Collected Stories – Part 1 – Day 192 of 276

I knew, of course, that I had the four-foot cleft to re-cross, yet was too racked by other fears to realise the full horror until I came almost upon it. On my descent, the leap across had been easy–but could I clear the gap as readily when going uphill, and hampered by fright, exhaustion, the weight of the metal case, and the anomalous backward tug of that daemon wind? I thought of these things at the last moment, and thought also of the nameless entities which might be lurking in the black abysses below the chasm.

My wavering torch was growing feeble, but I could tell by some obscure memory when I neared the cleft. The chill blasts of wind and the nauseous whistling shrieks behind me were for the moment like a merciful opiate, dulling my imagination to the horror of the yawning gulf ahead. And then I became aware of the added blasts and whistling in front of me–tides of abomination surging up through the cleft itself from depths unimagined and unimaginable.

Now, indeed, the essence of pure nightmare was upon me. Sanity departed–and, ignoring everything except the animal impulse of flight, I merely struggled and plunged upward over the incline’s debris as if no gulf had existed. Then I saw the chasm’s edge, leaped frenziedly with every ounce of strength I possessed, and was instantly engulfed in a pandaemoniae vortex of loathsome sound and utter, materially tangible blackness.

This is the end of my experience, so far as I can recall. Any further impressions belong wholly to the domain of phantasmagoria delirium. Dream, madness, and memory merged wildly together in a series of fantastic, fragmentary delusions which can have no relation to anything real.

There was a hideous fall through incalculable leagues of viscous, sentient darkness, and a babel of noises utterly alien to all that we know of the earth and its organic life. Dormant, rudimentary senses seemed to start into vitality within me, telling of pits and voids peopled by floating horrors and leading to sunless crags and oceans and teeming cities of windowless, basalt towers upon which no light ever shone.

Secrets of the primal planet and its immemorial aeons flashed through my brain without the aid of sight or sound, and there were known to me things which not even the wildest of my former dreams had ever suggested. And all the while cold fingers of damp vapor clutched and picked at me, and that eldritch, damnable whistling shrieked fiendishly above all the alternations of babel and silence in the whirlpools of darkness around.
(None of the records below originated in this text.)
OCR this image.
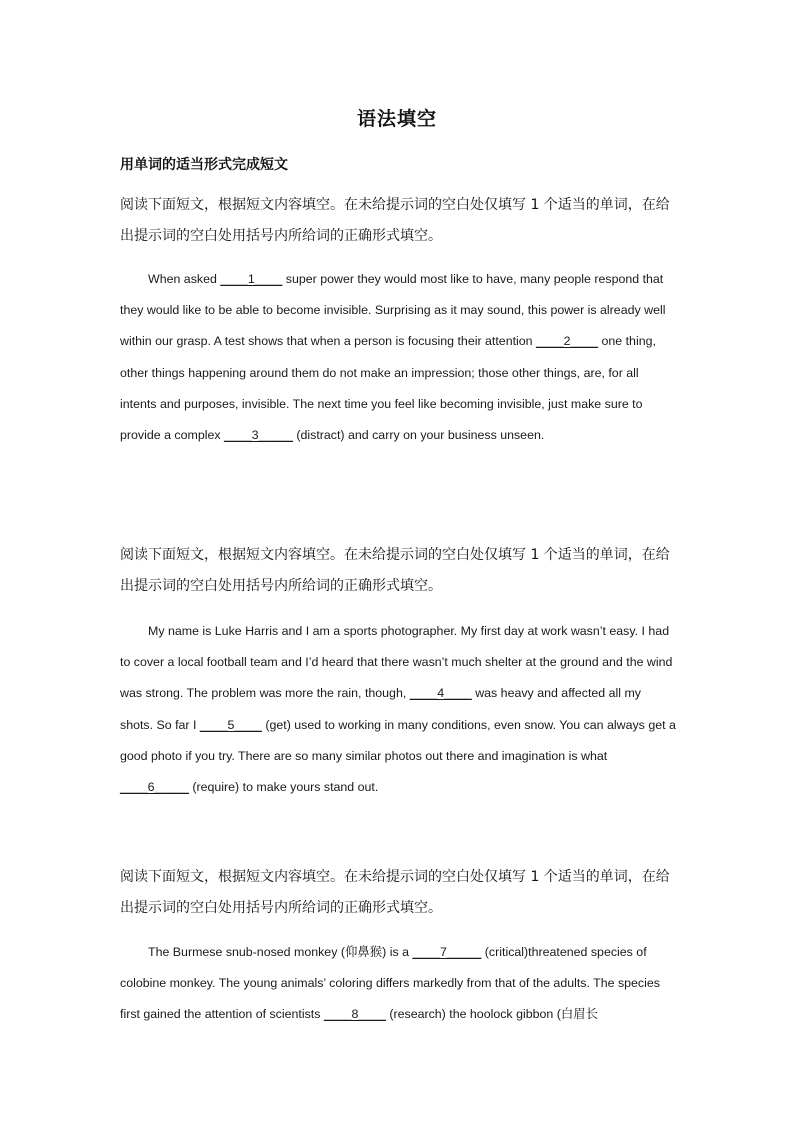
语法填空
用单词的适当形式完成短文
阅读下面短文，根据短文内容填空。在未给提示词的空白处仅填写 1 个适当的单词，在给出提示词的空白处用括号内所给词的正确形式填空。

When asked ____1____ super power they would most like to have, many people respond that they would like to be able to become invisible. Surprising as it may sound, this power is already well within our grasp. A test shows that when a person is focusing their attention ____2____ one thing, other things happening around them do not make an impression; those other things, are, for all intents and purposes, invisible. The next time you feel like becoming invisible, just make sure to provide a complex ____3_____ (distract) and carry on your business unseen.

阅读下面短文，根据短文内容填空。在未给提示词的空白处仅填写 1 个适当的单词，在给出提示词的空白处用括号内所给词的正确形式填空。

My name is Luke Harris and I am a sports photographer. My first day at work wasn’t easy. I had to cover a local football team and I’d heard that there wasn’t much shelter at the ground and the wind was strong. The problem was more the rain, though, ____4____ was heavy and affected all my shots. So far I ____5____ (get) used to working in many conditions, even snow. You can always get a good photo if you try. There are so many similar photos out there and imagination is what ____6_____ (require) to make yours stand out.

阅读下面短文，根据短文内容填空。在未给提示词的空白处仅填写 1 个适当的单词，在给出提示词的空白处用括号内所给词的正确形式填空。

The Burmese snub-nosed monkey (仰鼻猴) is a ____7_____ (critical)threatened species of colobine monkey. The young animals’ coloring differs markedly from that of the adults. The species first gained the attention of scientists ____8____ (research) the hoolock gibbon (白眉长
Afterward there were visions of the Cyclopean city of my dreams–not in ruins, but just as I had dreamed of it. I was in my conical, non-human body again, and mingled with crowds of the Great Race and the captive minds who carried books up and down the lofty corridors and vast inclines.

Then, superimposed upon these pictures, were frightful, momentary flashes of a non-vistial consciousness involving desperate struggles, a writhing free from clutching tentacles of whistling wind, an insane, bat-like flight through half-solid air, a feverish burrowing through the cyclone-whipped dark, and a wild stumbling and scrambling over fallen masonry.

Once there was a curious, intrusive flash of half sight–a faint, diffuse suspicion of bluish radiance far overhead. Then there came a dream of wind–pursued climbing and crawling–of wriggling into a blaze of sardonic moonlight through a jumble of debris which slid and collapsed after me amidst a morbid hurricane. It was the evil, monotonous beating of that maddening moonlight which at last told me of the return of what I had once known as the objective, waking world.

I was clawing prone through the sands of the Australian desert, and around me shrieked such a tumult of wind as I had never before known on our planet’s surface. My clothing was in rags, and my whole body was a mass of bruises and scratches.

Full consciousness returned very slowly, and at no time could I tell just where delirious dream left off and true memory began. There had seemed to be a mound of titan blocks, an abyss beneath it, a monstrous revelation from the past, and a nightmare horror at the end–but how much of this was real?